Ultimately, when Dr. Graham was forced to carry out the court order, our only choice was to demur. (An attorney assured us, meanwhile, that our move to another state did not change our legal status in this matter.) The court had ruled that Sylvia’s will and lack of informed consent had sufficiently revoked her husband’s authority to have made an anatomical donation of her body. But as next-of-kin he was still obligated and empowered to arrange a final disposition within the guidelines set by the will: no freezing and no cremation. Dr. Graham and Alcor complied with the letter of the law.

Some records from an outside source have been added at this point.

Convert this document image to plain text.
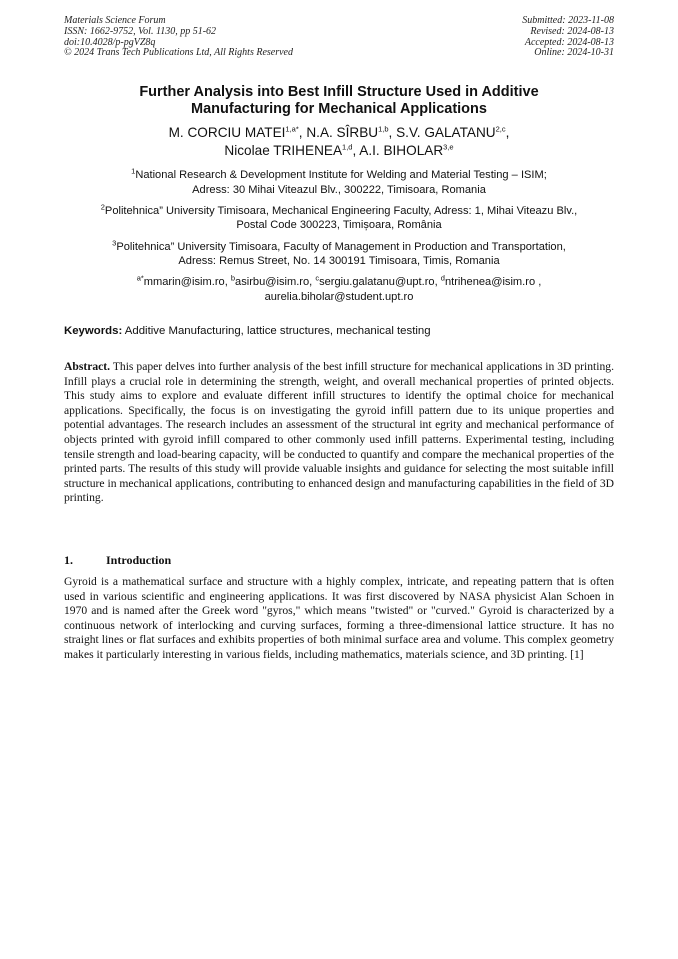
Materials Science Forum
ISSN: 1662-9752, Vol. 1130, pp 51-62
doi:10.4028/p-pgVZ8q
© 2024 Trans Tech Publications Ltd, All Rights Reserved
Submitted: 2023-11-08
Revised: 2024-08-13
Accepted: 2024-08-13
Online: 2024-10-31
Further Analysis into Best Infill Structure Used in Additive
Manufacturing for Mechanical Applications
M. CORCIU $MATEI^{1,a*}$, N.A. SÎRBU$^{1,b}$, S.V. GALATANU$^{2,c}$,
Nicolae TRIHENEA$^{1,d}$, A.I. BIHOLAR$^{3,e}$
$^1$National Research & Development Institute for Welding and Material Testing – ISIM;
Adress: 30 Mihai Viteazul Blv., 300222, Timisoara, Romania
$^2$Politehnica” University Timisoara, Mechanical Engineering Faculty, Adress: 1, Mihai Viteazu Blv.,
Postal Code 300223, Timișoara, România
$^3$Politehnica” University Timisoara, Faculty of Management in Production and Transportation,
Adress: Remus Street, No. 14 300191 Timisoara, Timis, Romania
$^{a*}$mmarin@isim.ro, $^b$asirbu@isim.ro, $^c$sergiu.galatanu@upt.ro, $^d$ntrihenea@isim.ro ,
aurelia.biholar@student.upt.ro
Keywords: Additive Manufacturing, lattice structures, mechanical testing
Abstract. This paper delves into further analysis of the best infill structure for mechanical applications in 3D printing. Infill plays a crucial role in determining the strength, weight, and overall mechanical properties of printed objects. This study aims to explore and evaluate different infill structures to identify the optimal choice for mechanical applications. Specifically, the focus is on investigating the gyroid infill pattern due to its unique properties and potential advantages. The research includes an assessment of the structural int egrity and mechanical performance of objects printed with gyroid infill compared to other commonly used infill patterns. Experimental testing, including tensile strength and load-bearing capacity, will be conducted to quantify and compare the mechanical properties of the printed parts. The results of this study will provide valuable insights and guidance for selecting the most suitable infill structure in mechanical applications, contributing to enhanced design and manufacturing capabilities in the field of 3D printing.
1.	Introduction
Gyroid is a mathematical surface and structure with a highly complex, intricate, and repeating pattern that is often used in various scientific and engineering applications. It was first discovered by NASA physicist Alan Schoen in 1970 and is named after the Greek word "gyros," which means "twisted" or "curved." Gyroid is characterized by a continuous network of interlocking and curving surfaces, forming a three-dimensional lattice structure. It has no straight lines or flat surfaces and exhibits properties of both minimal surface area and volume. This complex geometry makes it particularly interesting in various fields, including mathematics, materials science, and 3D printing. [1]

At the end of May, Sylvia’s body was transported back to California for burial, the first time such an incident has happened in the history of Alcor.
If there is any good news here, it is that you can expect the judiciary of the State of California to upholdyour direction regarding disposition of your human remains after legal death. The caveat is that we had better be damned swift about making those directives. Even if full suspension membership has not been completed (for whatever reason), I believe that a signature on any two of the three core documents which comprise Alcor’s core paperwork package would be sufficient to produce a different outcome in circumstances similar to those described above.